Returning to the question of Oolong Milk's place in a highly stratified, rigid art of tea, I think that, no, a tea like this won't be able to get past the Shoji paper into the proper tea room; barred from entrance into the glamorous world of tea ceremonies and sessions. But as long as young drinkers are migrating to tea from soda or juice, or even coffee, the tea world will need to relax a bit and permit teas like the Milk Oolong, natural or not, to co-exist alongside the oligarchs of the tea world. We might make Milk Oolong an entry point to other less welcoming teas, or maybe somebody will find Milk Oolong to be their only tea of choice. Fine, but at least they're taking the first step - loose leaf, a welcome step in the movement to advance tea.


3 comments:

Anonymous said...

I was wondering if you could recommend a good Darjeeling.

Thanks.

Cap & Kettle said...

A good Darjeeling.

Hrm...

I have heard good things about Upton's Darjeeling, but I haven't really touched in Indian/Nepalese teas enough to know what makes a good Darjeeling good. Only that first flush will cost one's first born child, while the second flush is slightly more affordable.

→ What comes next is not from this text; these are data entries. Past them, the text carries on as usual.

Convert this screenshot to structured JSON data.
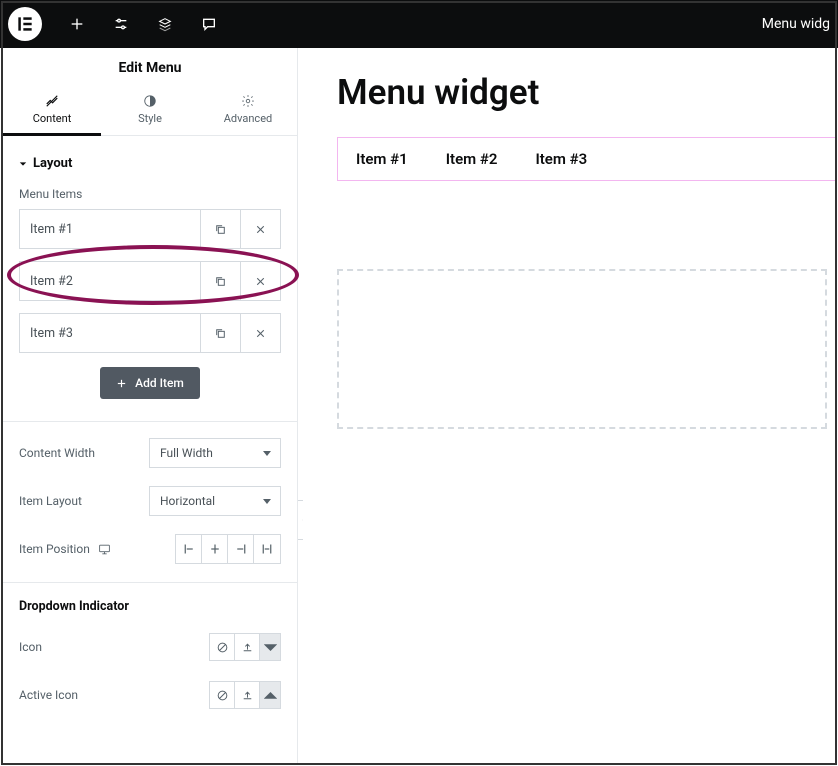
{
  "topbar": {
    "right_text": "Menu widg"
  },
  "panel": {
    "title": "Edit Menu",
    "tabs": {
      "content": "Content",
      "style": "Style",
      "advanced": "Advanced"
    },
    "section_layout": "Layout",
    "menu_items_label": "Menu Items",
    "items": [
      {
        "label": "Item #1"
      },
      {
        "label": "Item #2"
      },
      {
        "label": "Item #3"
      }
    ],
    "add_item": "Add Item",
    "content_width_label": "Content Width",
    "content_width_value": "Full Width",
    "item_layout_label": "Item Layout",
    "item_layout_value": "Horizontal",
    "item_position_label": "Item Position",
    "dropdown_indicator": "Dropdown Indicator",
    "icon_label": "Icon",
    "active_icon_label": "Active Icon"
  },
  "canvas": {
    "page_title": "Menu widget",
    "menu_items": [
      "Item #1",
      "Item #2",
      "Item #3"
    ]
  }
}
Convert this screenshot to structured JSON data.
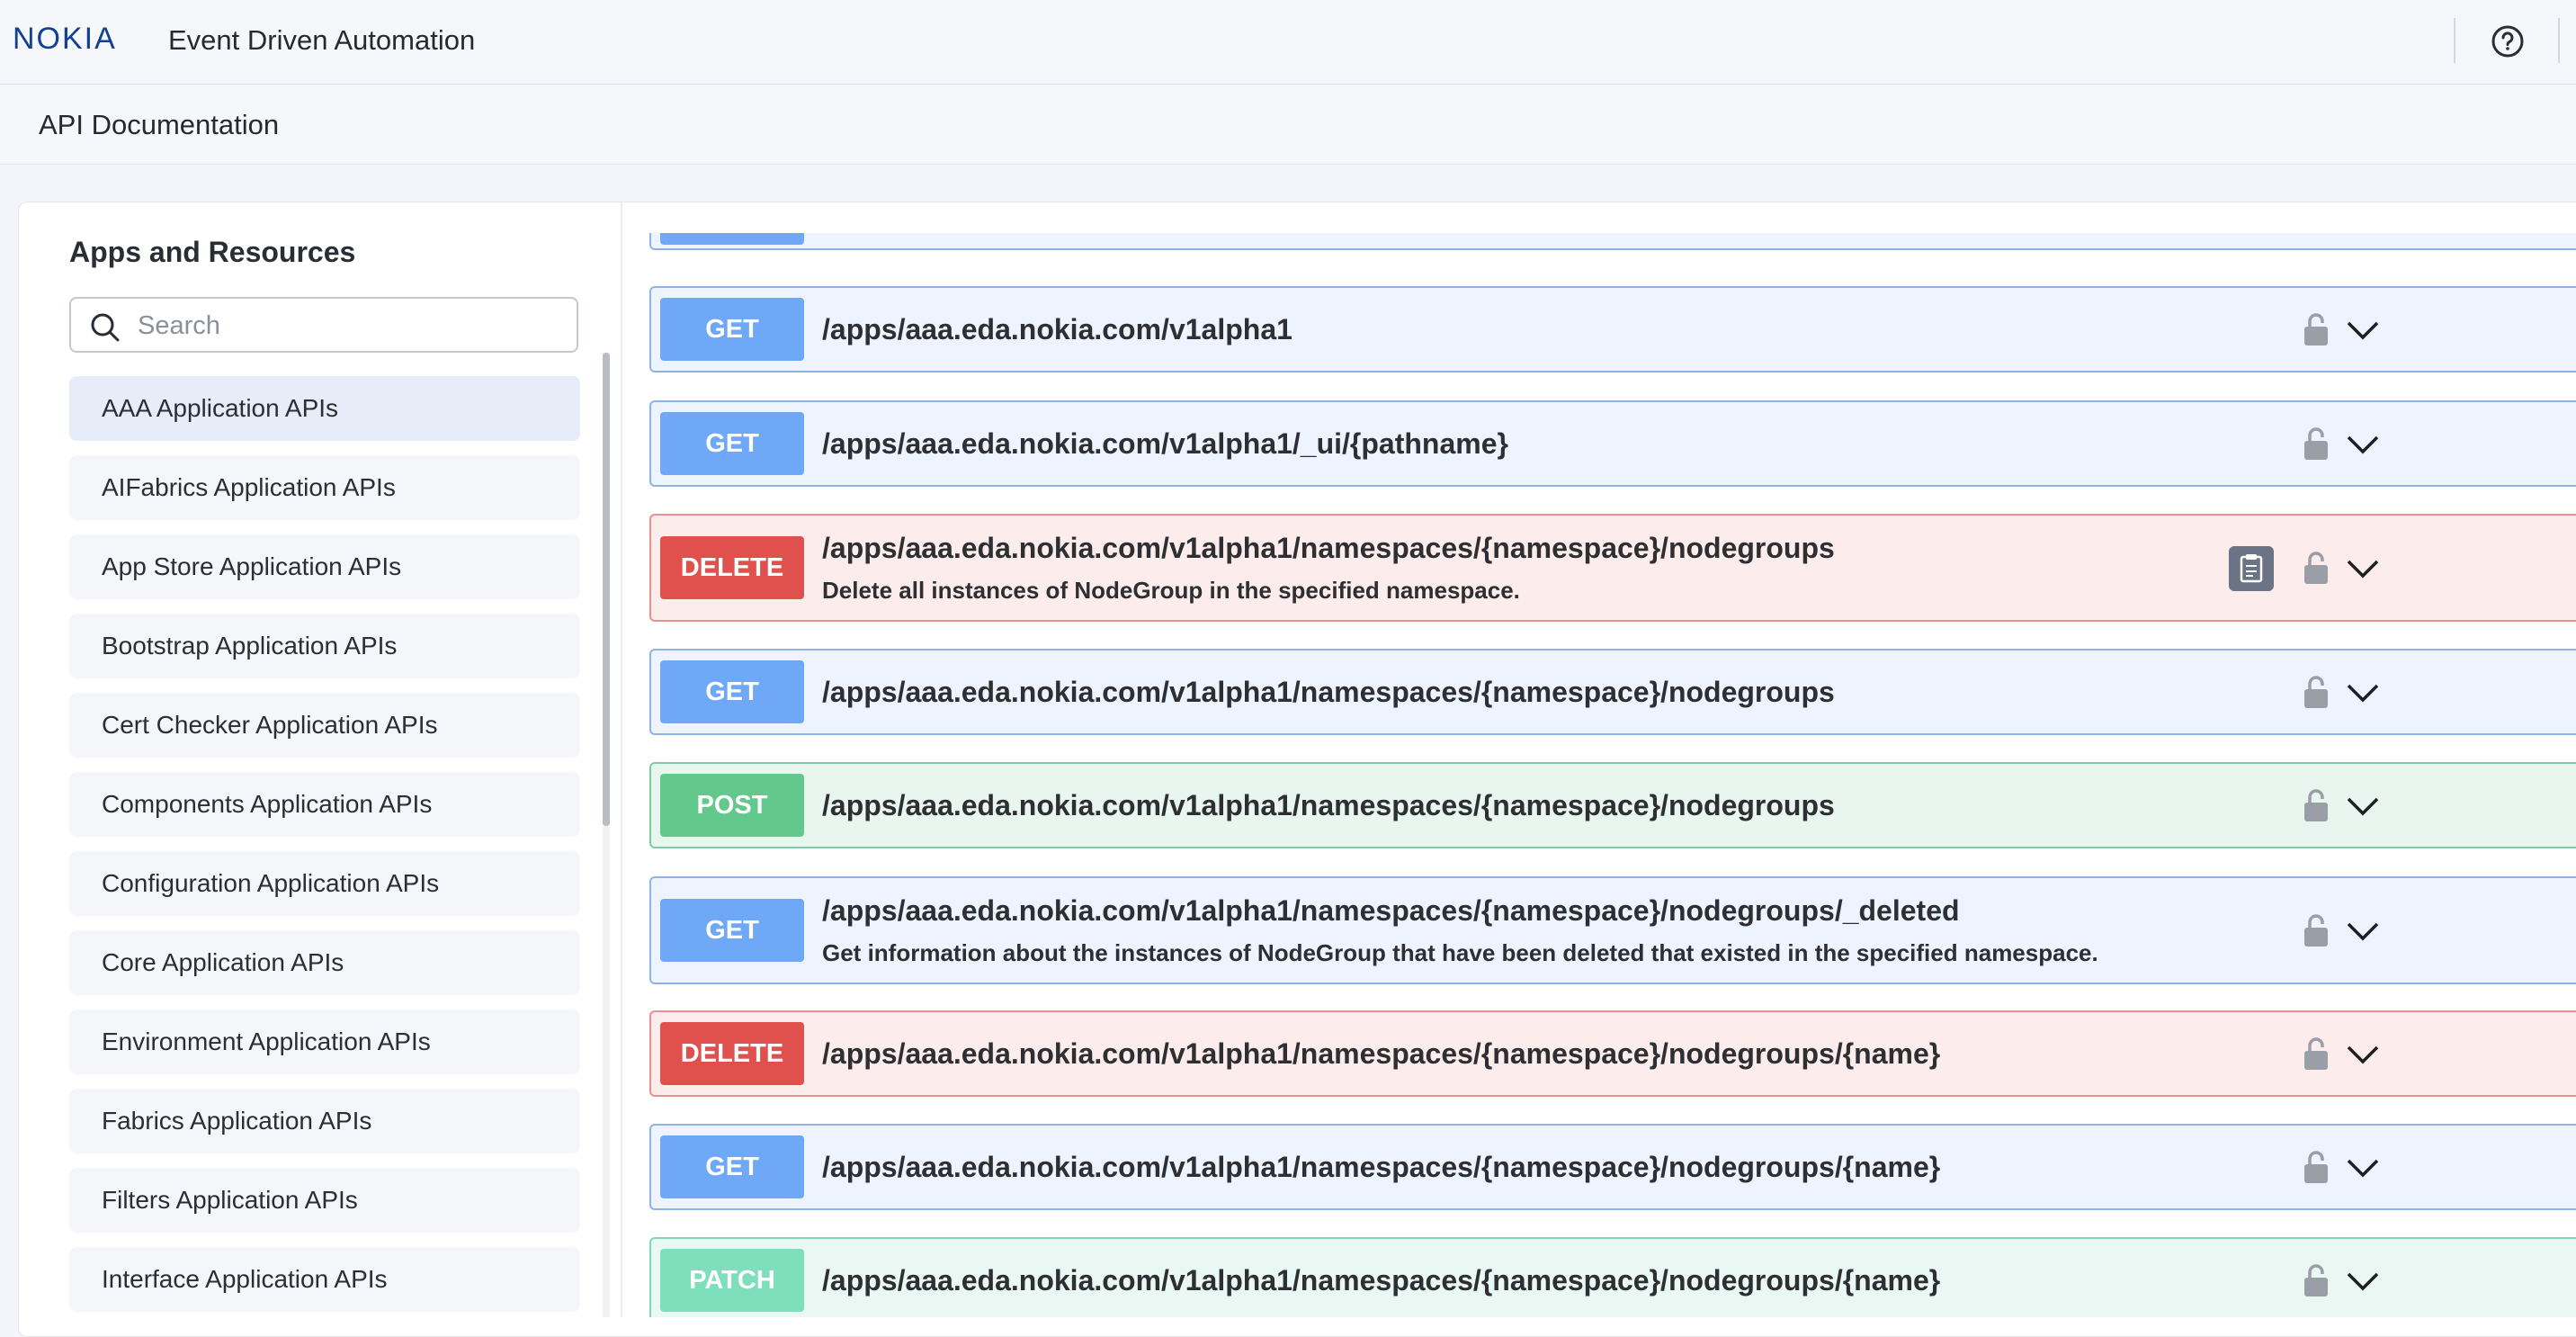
{
  "header": {
    "brand": "NOKIA",
    "app_title": "Event Driven Automation",
    "help_icon": "help-circle-icon"
  },
  "page": {
    "title": "API Documentation"
  },
  "sidebar": {
    "heading": "Apps and Resources",
    "search_placeholder": "Search",
    "items": [
      {
        "label": "AAA Application APIs",
        "active": true
      },
      {
        "label": "AIFabrics Application APIs"
      },
      {
        "label": "App Store Application APIs"
      },
      {
        "label": "Bootstrap Application APIs"
      },
      {
        "label": "Cert Checker Application APIs"
      },
      {
        "label": "Components Application APIs"
      },
      {
        "label": "Configuration Application APIs"
      },
      {
        "label": "Core Application APIs"
      },
      {
        "label": "Environment Application APIs"
      },
      {
        "label": "Fabrics Application APIs"
      },
      {
        "label": "Filters Application APIs"
      },
      {
        "label": "Interface Application APIs"
      }
    ]
  },
  "operations": [
    {
      "method": "GET",
      "path": "/apps/aaa.eda.nokia.com/v1alpha1"
    },
    {
      "method": "GET",
      "path": "/apps/aaa.eda.nokia.com/v1alpha1/_ui/{pathname}"
    },
    {
      "method": "DELETE",
      "path": "/apps/aaa.eda.nokia.com/v1alpha1/namespaces/{namespace}/nodegroups",
      "description": "Delete all instances of NodeGroup in the specified namespace."
    },
    {
      "method": "GET",
      "path": "/apps/aaa.eda.nokia.com/v1alpha1/namespaces/{namespace}/nodegroups"
    },
    {
      "method": "POST",
      "path": "/apps/aaa.eda.nokia.com/v1alpha1/namespaces/{namespace}/nodegroups"
    },
    {
      "method": "GET",
      "path": "/apps/aaa.eda.nokia.com/v1alpha1/namespaces/{namespace}/nodegroups/_deleted",
      "description": "Get information about the instances of NodeGroup that have been deleted that existed in the specified namespace."
    },
    {
      "method": "DELETE",
      "path": "/apps/aaa.eda.nokia.com/v1alpha1/namespaces/{namespace}/nodegroups/{name}"
    },
    {
      "method": "GET",
      "path": "/apps/aaa.eda.nokia.com/v1alpha1/namespaces/{namespace}/nodegroups/{name}"
    },
    {
      "method": "PATCH",
      "path": "/apps/aaa.eda.nokia.com/v1alpha1/namespaces/{namespace}/nodegroups/{name}"
    }
  ],
  "colors": {
    "get": "#6ea8f6",
    "delete": "#e0514d",
    "post": "#62c88b",
    "patch": "#7ddfbb",
    "brand": "#124191"
  }
}
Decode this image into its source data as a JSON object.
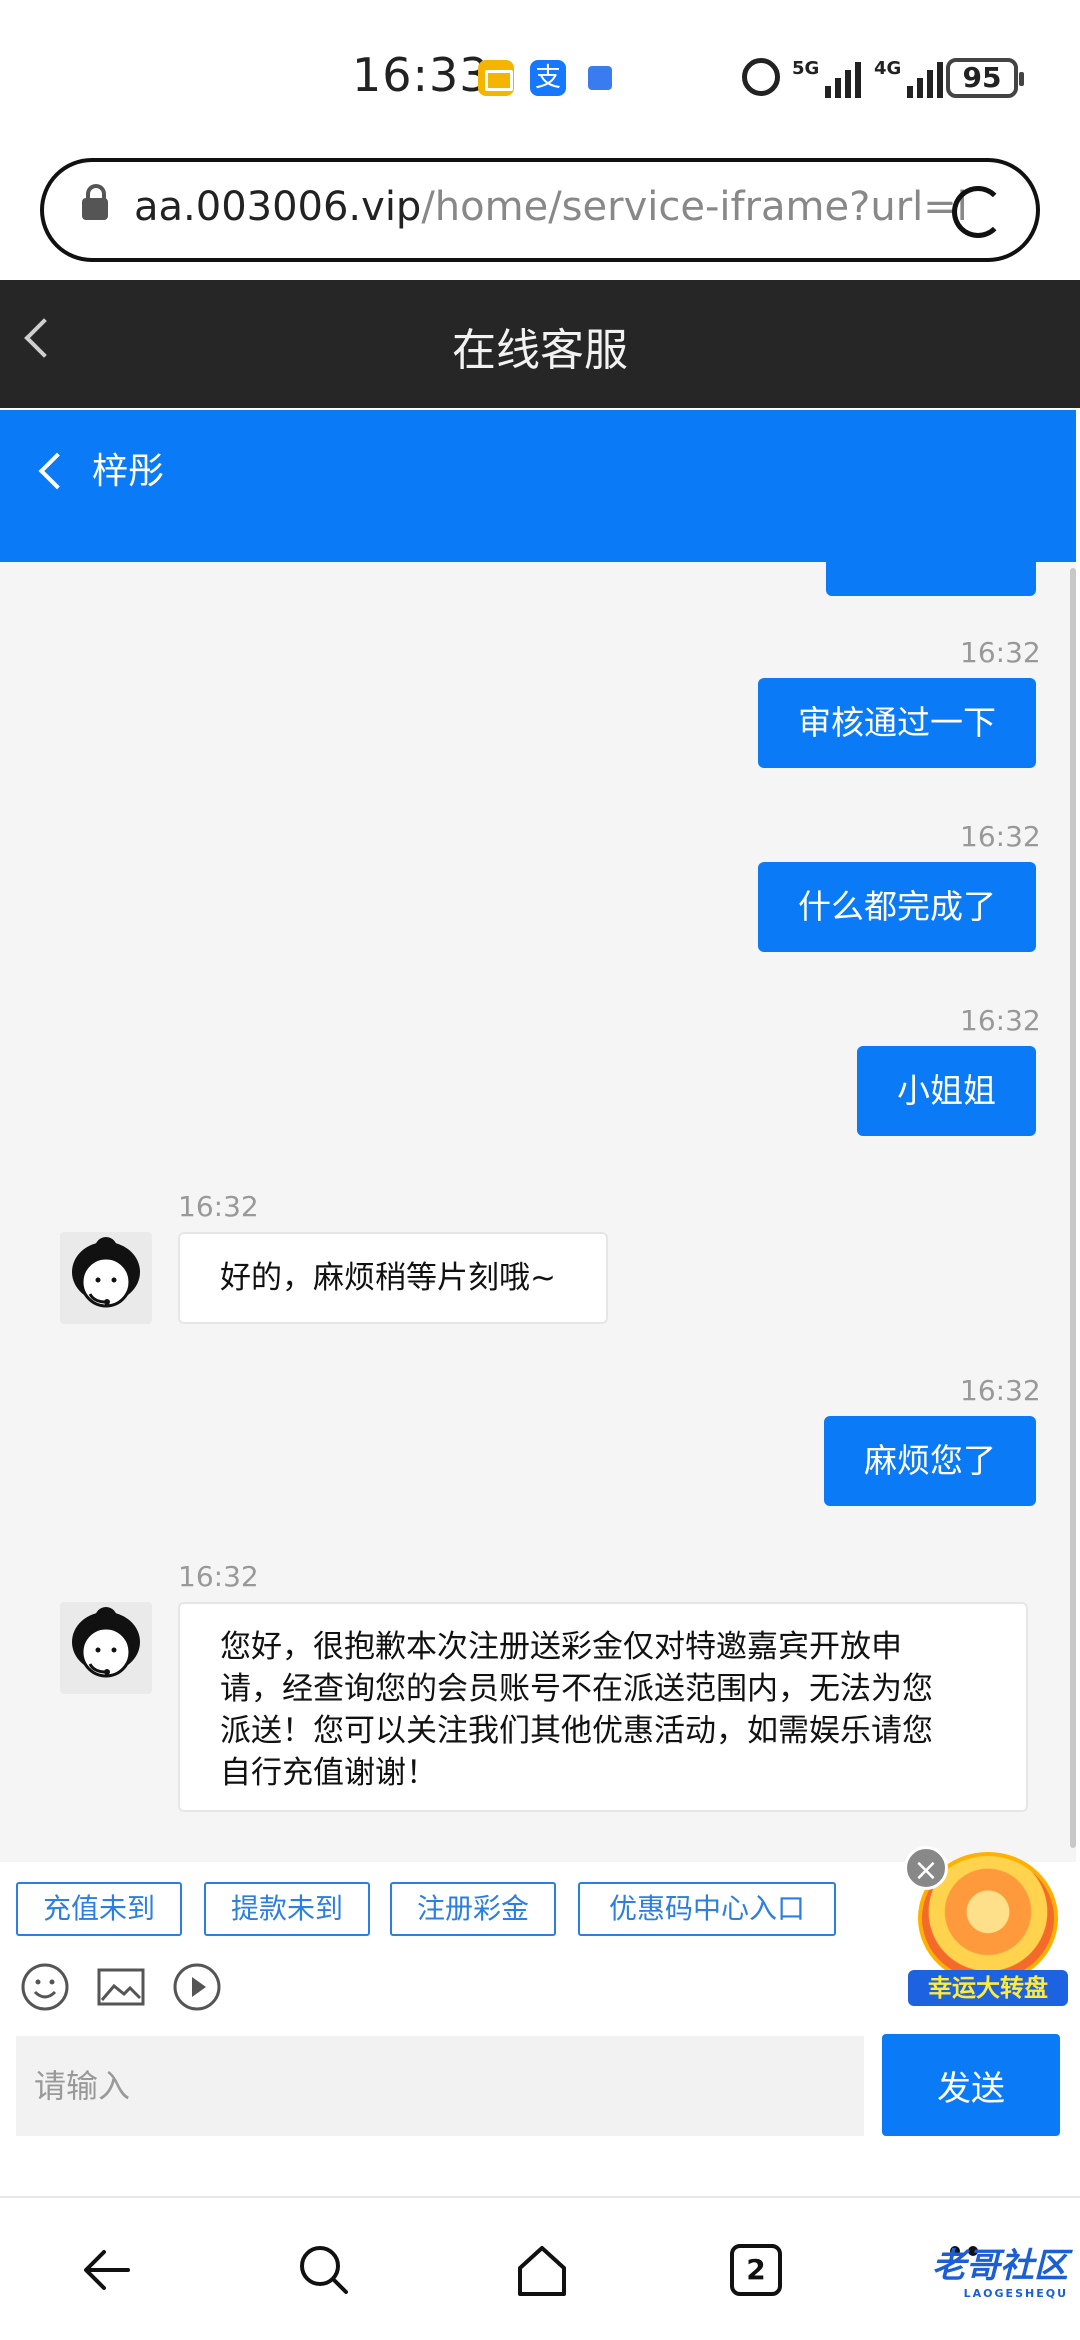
{
  "status_bar": {
    "time": "16:33",
    "net1": "5G",
    "net2": "4G",
    "battery": "95"
  },
  "browser": {
    "url_domain": "aa.003006.vip",
    "url_path": "/home/service-iframe?url=htt"
  },
  "app_header": {
    "title": "在线客服"
  },
  "chat_header": {
    "agent_name": "梓彤"
  },
  "messages": [
    {
      "side": "out",
      "time": "16:32",
      "text": "审核通过一下"
    },
    {
      "side": "out",
      "time": "16:32",
      "text": "什么都完成了"
    },
    {
      "side": "out",
      "time": "16:32",
      "text": "小姐姐"
    },
    {
      "side": "in",
      "time": "16:32",
      "text": "好的，麻烦稍等片刻哦~"
    },
    {
      "side": "out",
      "time": "16:32",
      "text": "麻烦您了"
    },
    {
      "side": "in",
      "time": "16:32",
      "lines": [
        "您好，很抱歉本次注册送彩金仅对特邀嘉宾开放申",
        "请，经查询您的会员账号不在派送范围内，无法为您",
        "派送！您可以关注我们其他优惠活动，如需娱乐请您",
        "自行充值谢谢！"
      ]
    }
  ],
  "quick_replies": [
    "充值未到",
    "提款未到",
    "注册彩金",
    "优惠码中心入口"
  ],
  "promo": {
    "label": "幸运大转盘",
    "close": "×"
  },
  "composer": {
    "placeholder": "请输入",
    "send_label": "发送"
  },
  "nav": {
    "tabs_count": "2"
  },
  "watermark": {
    "text": "老哥社区",
    "sub": "LAOGESHEQU"
  },
  "colors": {
    "brand_blue": "#0a7af7",
    "header_dark": "#262626"
  }
}
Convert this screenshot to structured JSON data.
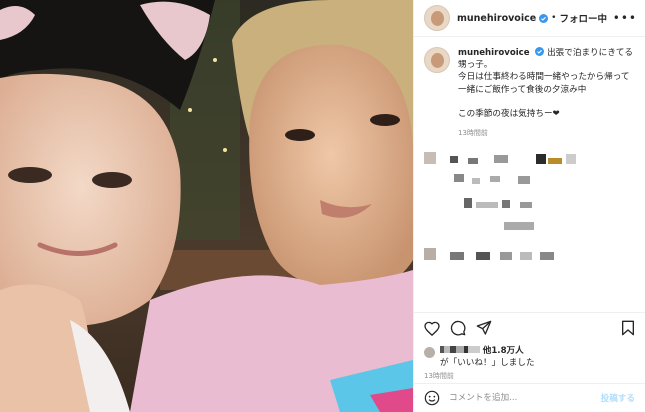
{
  "header": {
    "username": "munehirovoice",
    "separator": "•",
    "follow_status": "フォロー中",
    "more_icon": "more-horizontal-icon"
  },
  "caption": {
    "username": "munehirovoice",
    "lines": [
      "出張で泊まりにきてる甥っ子。",
      "今日は仕事終わる時間一緒やったから帰って一緒にご飯作って食後の夕涼み中",
      "",
      "この季節の夜は気持ちー❤︎"
    ],
    "time_ago": "13時間前"
  },
  "actions": {
    "icons": [
      "heart-icon",
      "comment-icon",
      "share-icon",
      "bookmark-icon"
    ]
  },
  "likes": {
    "count_text": "他1.8万人",
    "line2": "が「いいね！」しました"
  },
  "post_time": "13時間前",
  "comment_box": {
    "placeholder": "コメントを追加...",
    "post_label": "投稿する",
    "emoji_icon": "smiley-icon"
  },
  "colors": {
    "verified_blue": "#3897f0",
    "post_button_disabled": "#b2dffc",
    "muted_text": "#8e8e8e"
  }
}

I had a good tea from a similar area called Kanchanjanga. No idea what it was, but I loved the flavor. I'll see if I can get the correct spelling, too.

MarshalN said...

Yeah, the milk oolong really is for the novice who is just getting into tea... they usually push that on me if I walk into a store because I am young and they assume if you're young, all you want is something like this.